Comment by chrisseaton
5 years ago
Because there’s sooo many counter-examples. People see the word ‘law’ and they think it’s like physics but it isn’t like that.
5 years ago
Because there’s sooo many counter-examples. People see the word ‘law’ and they think it’s like physics but it isn’t like that.
I wonder if you read the linked Wikipedia entry, which includes:
> In political science, Duverger's law holds that plurality-rule elections (such as first past the post) structured within single-member districts tend to favor a two-party system.... In the course of further research, other political scientists began calling the effect a "law" or principle.
(Emphasis, of course, added.)
The article goes on to note counterexamples, to drive home the point that this is not, as you say, like a law of physics.
Perhaps a more constructive phrasing you could have tried would be something like,
"As noted in the linked article, there are many counterexamples, so while as you say first-past-the-post may encourage two-party systems, it doesn't preclude more parties from existing."
This would have been a more polite phrasing, one that shows you read and comprehended both my comment and the article I linked to, and one that would not exhibit the logical fallacies your original comment does (to argue that the existence of counterexamples precludes any causal relationship between first-past-the-post and two-party systems).
Hope that helps.
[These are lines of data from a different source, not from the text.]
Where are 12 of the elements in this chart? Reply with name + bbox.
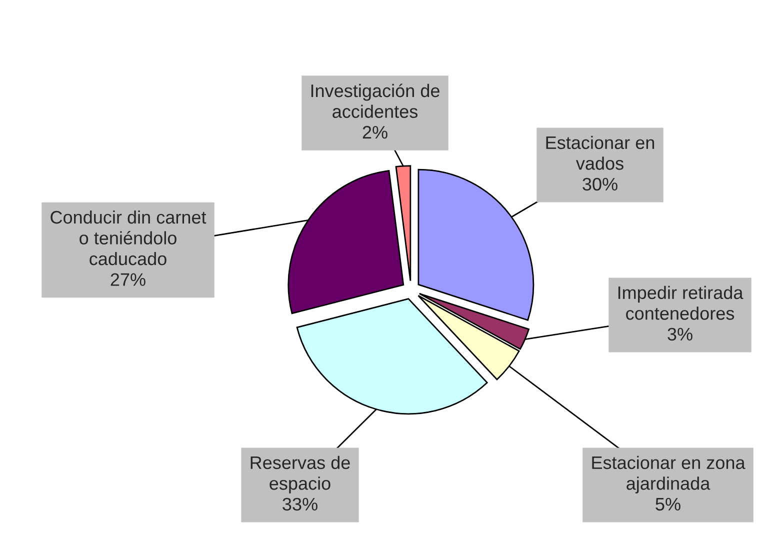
slice-label: Estacionar en vados — [546, 136, 654, 170]
data-label: 5% — [656, 498, 680, 511]
data-label: 33% — [282, 498, 318, 511]
slice-label: Estacionar en zona ajardinada — [592, 456, 746, 494]
slice-label: Impedir retirada contenedores — [618, 286, 744, 320]
slice-label: Conducir din carnet o teniéndolo caducado — [50, 210, 206, 266]
data-label: 3% — [668, 328, 692, 341]
data-label: 2% — [362, 126, 388, 139]
slice-label: Reservas de espacio — [250, 456, 350, 494]
slice-label: Investigación de accidentes — [311, 84, 440, 118]
data-label: 27% — [110, 273, 146, 286]
data-label: 30% — [582, 178, 618, 191]
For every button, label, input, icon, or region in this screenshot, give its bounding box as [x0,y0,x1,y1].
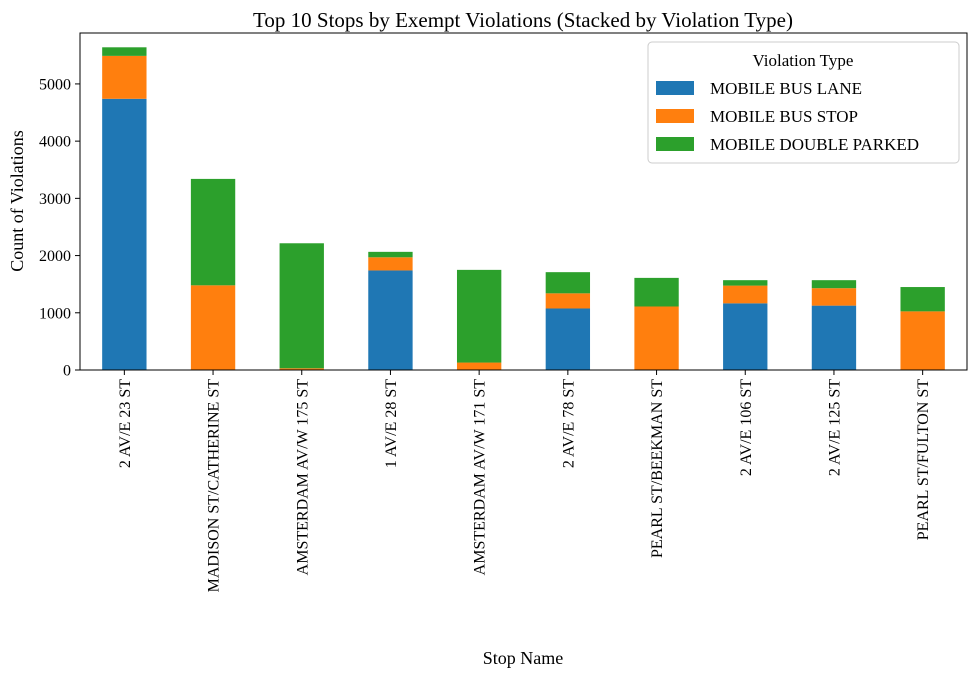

Have a nice rest of the weekend.
Aside from the UK (which does have two major parties) and Canada (which has only had one of two parties in power for almost all of its history), what other examples are you thinking of? There are very few countries that still use FPTP, the vast majority use some kind of preferential or proportional representation system.
> Aside from the UK (which does have two major parties)
In the UK:
A small but national party was in government a few elections ago. They had multiple ministers and could influence the policy narrative.
In the previous government, the DUP, a tiny regional party had a big influence on major policies that mattered to them.
The SNP, a regional party, has wiped away the national parties and now has many seats in the national parliament, and was recently part of frustrating the main party from doing anything.
This is all possible, even with FPTP.
Imagine if a party like the Greens, or the SNP, or the LD, but in the US, controlled a few seats in the Senate or the House of Representatives - think how much power they'd become king-making between the two parties. They'd be able to insist on a couple of their key policies for the deal and be able to enact real changes.
From the Wikipedia article:
"There are also cases where the principle appears to have an effect, but weakly...In the United Kingdom, the SDP–Liberal Alliance, and later Liberal Democrats, between the February 1974 and 2015 elections obtained 1–10% of seats forming a third party, albeit with significantly fewer seats.[16] This share of seats is despite gathering around a fifth of votes consistently over the same time period.
In the UK there is no president and thus no unifying election to force party mergers and regional two-party systems are formed. This is because Duverger's law says that the number of viable parties is one plus the number of seats in a constituency."